Cheney’s Stenographer: Can Politico’s editor really be so clueless?

Since I’m trying not to assume the worst in people, I won’t be accusing Politico editor John Harris of being disingenuous. With “disingenuous” off the table, we’re left with “clueless” to explain his justification for his web site’s decision to write up its Dick Cheney interviews without including distracting extraneous stuff like fact-checking, historical context, or journalism. Quoted in this post on The Plum Line, Harris offered three defenses for Politico’s approach. Here’s the one that set me off:

2. If you look at the other stories we ran at the same time as the Cheney quote there was a Josh Gerstein piece leading the site comparing Obama’s response to Bush’s after the 2001 shoe bomber and debunking the notion that Obama’s response was more sluggish.

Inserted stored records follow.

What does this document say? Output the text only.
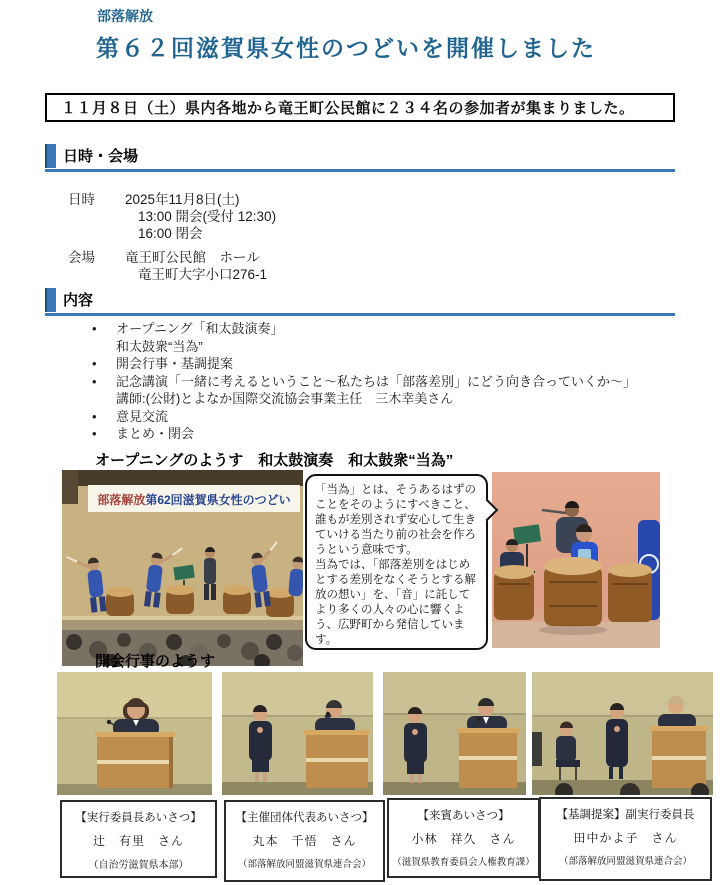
部落解放
第６２回滋賀県女性のつどいを開催しました
１１月８日（土）県内各地から竜王町公民館に２３４名の参加者が集まりました。
日時・会場
日時 2025年11月8日(土)
13:00 開会(受付 12:30)
16:00 閉会
会場 竜王町公民館　ホール
竜王町大字小口276-1
内容
•	オープニング「和太鼓演奏」
和太鼓衆“当為”
•	開会行事・基調提案
•	記念講演「一緒に考えるということ～私たちは「部落差別」にどう向き合っていくか～」
講師:(公財)とよなか国際交流協会事業主任　三木幸美さん
•	意見交流
•	まとめ・閉会
オープニングのようす　和太鼓演奏　和太鼓衆“当為”
部落解放第62回滋賀県女性のつどい
「当為」とは、そうあるはずのことをそのようにすべきこと、誰もが差別されず安心して生きていける当たり前の社会を作ろうという意味です。
当為では、「部落差別をはじめとする差別をなくそうとする解放の想い」を、「音」に託してより多くの人々の心に響くよう、広野町から発信しています。
開会行事のようす
【実行委員長あいさつ】
辻　有里　さん
（自治労滋賀県本部）
【主催団体代表あいさつ】
丸本　千悟　さん
（部落解放同盟滋賀県連合会）
【来賓あいさつ】
小林　祥久　さん
（滋賀県教育委員会人権教育課）
【基調提案】副実行委員長
田中かよ子　さん
（部落解放同盟滋賀県連合会）
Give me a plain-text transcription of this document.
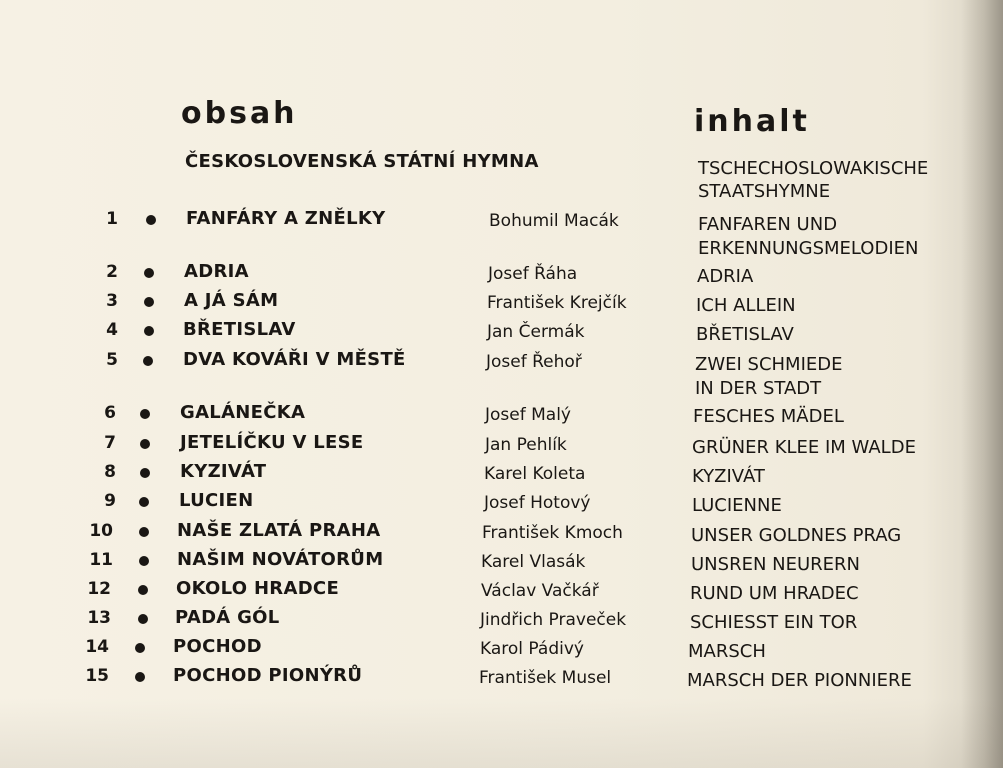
obsah	inhalt
ČESKOSLOVENSKÁ STÁTNÍ HYMNA	TSCHECHOSLOWAKISCHE STAATSHYMNE
1	FANFÁRY A ZNĚLKY	Bohumil Macák	FANFAREN UND ERKENNUNGSMELODIEN
2	ADRIA	Josef Řáha	ADRIA
3	A JÁ SÁM	František Krejčík	ICH ALLEIN
4	BŘETISLAV	Jan Čermák	BŘETISLAV
5	DVA KOVÁŘI V MĚSTĚ	Josef Řehoř	ZWEI SCHMIEDE IN DER STADT
6	GALÁNEČKA	Josef Malý	FESCHES MÄDEL
7	JETELÍČKU V LESE	Jan Pehlík	GRÜNER KLEE IM WALDE
8	KYZIVÁT	Karel Koleta	KYZIVÁT
9	LUCIEN	Josef Hotový	LUCIENNE
10	NAŠE ZLATÁ PRAHA	František Kmoch	UNSER GOLDNES PRAG
11	NAŠIM NOVÁTORŮM	Karel Vlasák	UNSREN NEURERN
12	OKOLO HRADCE	Václav Vačkář	RUND UM HRADEC
13	PADÁ GÓL	Jindřich Praveček	SCHIESST EIN TOR
14	POCHOD	Karol Pádivý	MARSCH
15	POCHOD PIONÝRŮ	František Musel	MARSCH DER PIONNIERE
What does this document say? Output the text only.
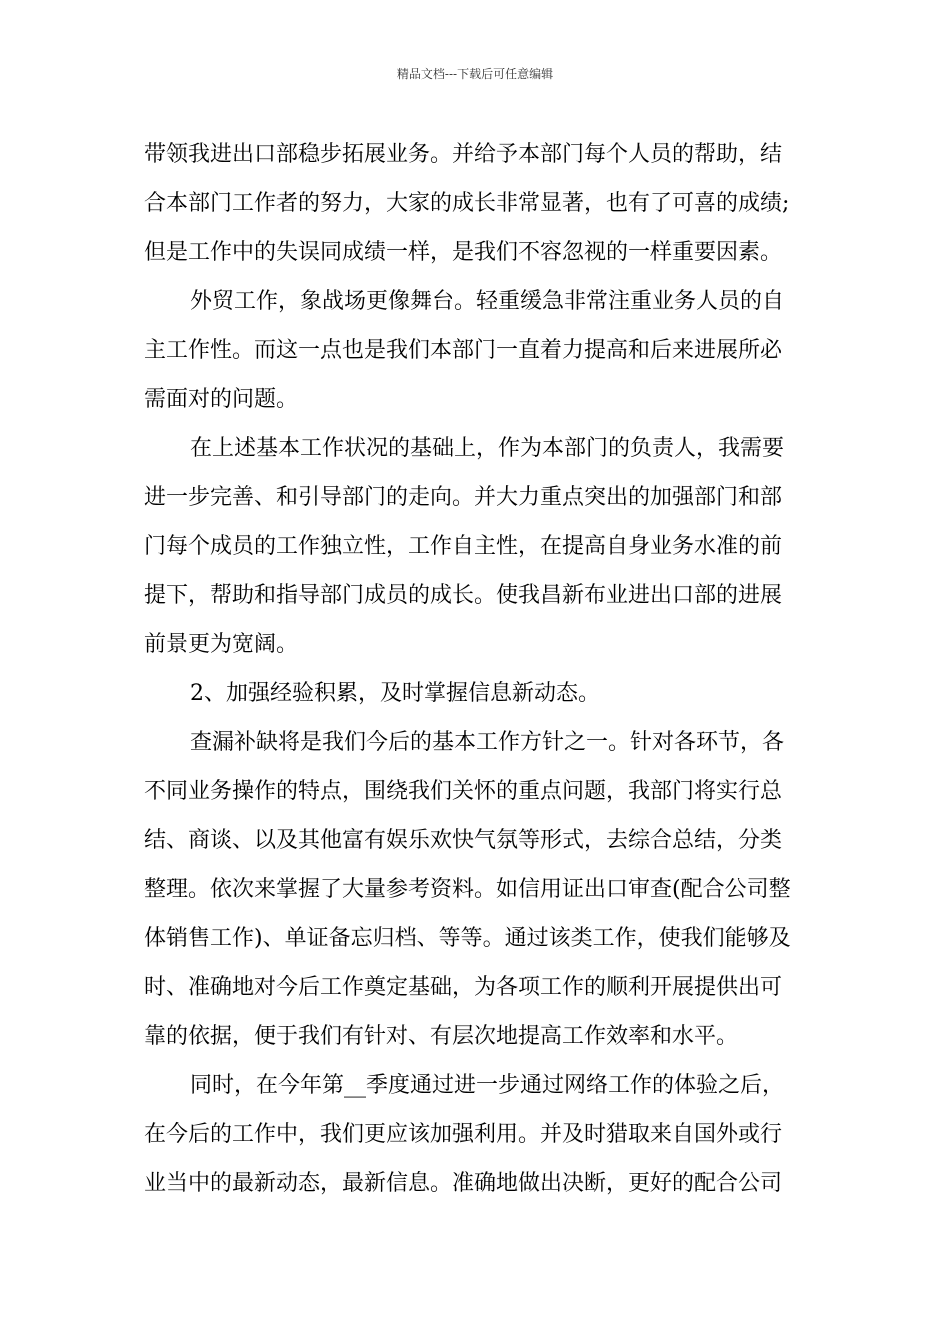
精品文档---下载后可任意编辑
带领我进出口部稳步拓展业务。并给予本部门每个人员的帮助，结
合本部门工作者的努力，大家的成长非常显著，也有了可喜的成绩;
但是工作中的失误同成绩一样，是我们不容忽视的一样重要因素。
外贸工作，象战场更像舞台。轻重缓急非常注重业务人员的自
主工作性。而这一点也是我们本部门一直着力提高和后来进展所必
需面对的问题。
在上述基本工作状况的基础上，作为本部门的负责人，我需要
进一步完善、和引导部门的走向。并大力重点突出的加强部门和部
门每个成员的工作独立性，工作自主性，在提高自身业务水准的前
提下，帮助和指导部门成员的成长。使我昌新布业进出口部的进展
前景更为宽阔。
2、加强经验积累，及时掌握信息新动态。
查漏补缺将是我们今后的基本工作方针之一。针对各环节，各
不同业务操作的特点，围绕我们关怀的重点问题，我部门将实行总
结、商谈、以及其他富有娱乐欢快气氛等形式，去综合总结，分类
整理。依次来掌握了大量参考资料。如信用证出口审查(配合公司整
体销售工作)、单证备忘归档、等等。通过该类工作，使我们能够及
时、准确地对今后工作奠定基础，为各项工作的顺利开展提供出可
靠的依据，便于我们有针对、有层次地提高工作效率和水平。
同时，在今年第__季度通过进一步通过网络工作的体验之后，
在今后的工作中，我们更应该加强利用。并及时猎取来自国外或行
业当中的最新动态，最新信息。准确地做出决断，更好的配合公司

We also had a piece looking at GOP politicization of national security.

This, at best, is clueless. Does Harris think that modern readers peruse entire web sites? Does he imagine that someone who follows a Twitter link to one of Politico’s Cheney interviews will reward the shoddy journalism they encounter by clicking around to other Politico stories?

I should ease up. Who can’t relate to Harris’ notion that readers should arrive at balance by reading both the Cheney interview and the Gerstein piece?

It’s like I say to the outraged bystanders every time I knock a stranger out of a wheelchair for whistling a song I don’t like: “Five minutes ago I helped an old lady cross a street. I’m kind to animals. I give money — paper money — to panhandlers. On average, I’m a hell of a nice guy!”